In the mob or not, we’re all criminals

2014-01-05 10:00

The fat white man in the pink T-shirt spat words at the camera. “Give him to the community. The community will sort him out. We will make a good example of him.”

The screaming blonde teenage girl seconded that. “Give him to us. We will do to him what he did to her.”

The crowd threw rocks and beat the sides of a police van, believing the target of their fists to be inside.

Hundreds of Brakpan residents – some near hysterical – gathered outside the local magistrates’ court this week for the first appearance of a 23-year-old man accused of raping and murdering his niece, four-year-old Jasmine Pretorius.

Blind with rage, screaming for blood, mob justice had arrived among an unlikely bunch of suspects not generally known – not in this day and age – for common purpose vigilantism: poor whites.

Could this be a perverse sign that whites are catching up to what blacks have always known? That under apartheid, justice was for whites only, and since then only for those who can afford it?

Two decades after the end of apartheid, the majority of South Africans still don’t trust the law to be there when they need it.

Which is why we tend to make up our own rules as we go along. We don’t call it breaking the law, we call it “doing the right thing” in the absence of a system that reliably regulates, protects and cares for us.
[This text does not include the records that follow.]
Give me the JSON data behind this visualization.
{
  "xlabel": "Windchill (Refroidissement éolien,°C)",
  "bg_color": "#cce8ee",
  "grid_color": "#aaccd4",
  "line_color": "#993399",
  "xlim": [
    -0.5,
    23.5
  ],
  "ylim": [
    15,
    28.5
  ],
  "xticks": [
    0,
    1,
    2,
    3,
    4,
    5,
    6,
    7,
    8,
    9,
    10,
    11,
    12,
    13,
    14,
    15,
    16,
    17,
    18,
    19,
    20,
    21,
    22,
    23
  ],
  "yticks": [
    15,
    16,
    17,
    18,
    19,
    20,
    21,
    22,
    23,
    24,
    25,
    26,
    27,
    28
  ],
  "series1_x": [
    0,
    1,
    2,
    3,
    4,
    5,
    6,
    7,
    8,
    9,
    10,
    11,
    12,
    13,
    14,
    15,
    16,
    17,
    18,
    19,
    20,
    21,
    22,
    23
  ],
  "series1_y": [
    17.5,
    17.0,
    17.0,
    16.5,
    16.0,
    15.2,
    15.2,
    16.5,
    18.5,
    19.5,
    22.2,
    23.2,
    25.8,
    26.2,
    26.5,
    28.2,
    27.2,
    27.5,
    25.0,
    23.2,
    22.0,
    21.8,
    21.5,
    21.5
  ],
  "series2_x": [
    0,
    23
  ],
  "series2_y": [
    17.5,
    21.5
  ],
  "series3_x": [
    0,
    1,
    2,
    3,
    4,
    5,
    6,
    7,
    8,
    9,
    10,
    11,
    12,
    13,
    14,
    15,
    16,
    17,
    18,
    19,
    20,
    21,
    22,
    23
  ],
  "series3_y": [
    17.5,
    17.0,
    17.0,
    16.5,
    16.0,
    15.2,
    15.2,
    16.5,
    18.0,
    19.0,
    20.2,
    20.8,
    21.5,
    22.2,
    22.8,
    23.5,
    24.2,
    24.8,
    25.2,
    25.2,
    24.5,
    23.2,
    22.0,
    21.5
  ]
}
In Khutsong, on a single Sunday last November, “the community” burnt or stoned to death six men – all said to be gangsters who had terrorised their streets, their children and even the local cops.

But you don’t have to be part of a wild-eyed, axe-wielding lynch mob to be an outlaw in South Africa. Most of us break the law or at least believe that some laws are there to be broken by us model citizens. Indeed, it is our moral and ethical duty to break them.

We refuse to buy e-tags because we think government is ripping us off so the robber-barons can build bigger fire extinguishers in their back yards – maybe in future even with wet bars at the shallow end?

We routinely run red robots because everyone does, especially those arrogant, lawless taxi drivers. We privately think corporal punishment, which has been abolished but continues to be carried out at many schools without missing a beat, is a good thing because it didn’t hurt us, did it?

And who cares if Radovan Krejcir and criminal scum like him get tortured in jail? That’s what they deserve. They should bring back the death penalty while they’re at it.

Apartheid has made outlaws of us all. Under apartheid, if you were black you were practically born a criminal.

Walking along the wrong street, sitting on the wrong bench, reading the wrong book, falling in love with the wrong person, standing in the wrong queue?…?these things could get you arrested, and worse.

Under apartheid if you were white, you were practically born a criminal, though it was easier to stay out of jail.

You just had to follow orders, ask no questions and see and hear nothing bad. Oh, and to dismiss the whispers and cries for equality under human law by other races as base ingratitude.

Any way you look at it, surviving a psychotic regime with any amount of dignity, self-worth and sense of humour meant being forced to break the law on an almost hourly basis.

So now we’re stuck with it, this legacy of lawbreaking from back when it was impossible, ludicrous even, for anyone with half a wit and a drop of courage to abide by the insane laws of this land. We remain – in ways I’m not even sure we are conscious of – casually barbaric in our “law abiding” views.

The same folk call into talk radio stations like 702, complaining about crime and corruption.

I had to laugh this week when a presenter invited comments about the murder of former Rwandan spy chief Patrick Karegeya, who was strangled in the Michelangelo Hotel in Sandton on New Year’s Day.

The caller was indignant. “What I want to know,” she huffed, in the sort of 702 phone-in voice that meant “I want my children to feel safe riding their bikes in the street”, “What I want to know is?…?what were these people doing in the Michaelangelo?”

Which seems an odd sort of response to a murder.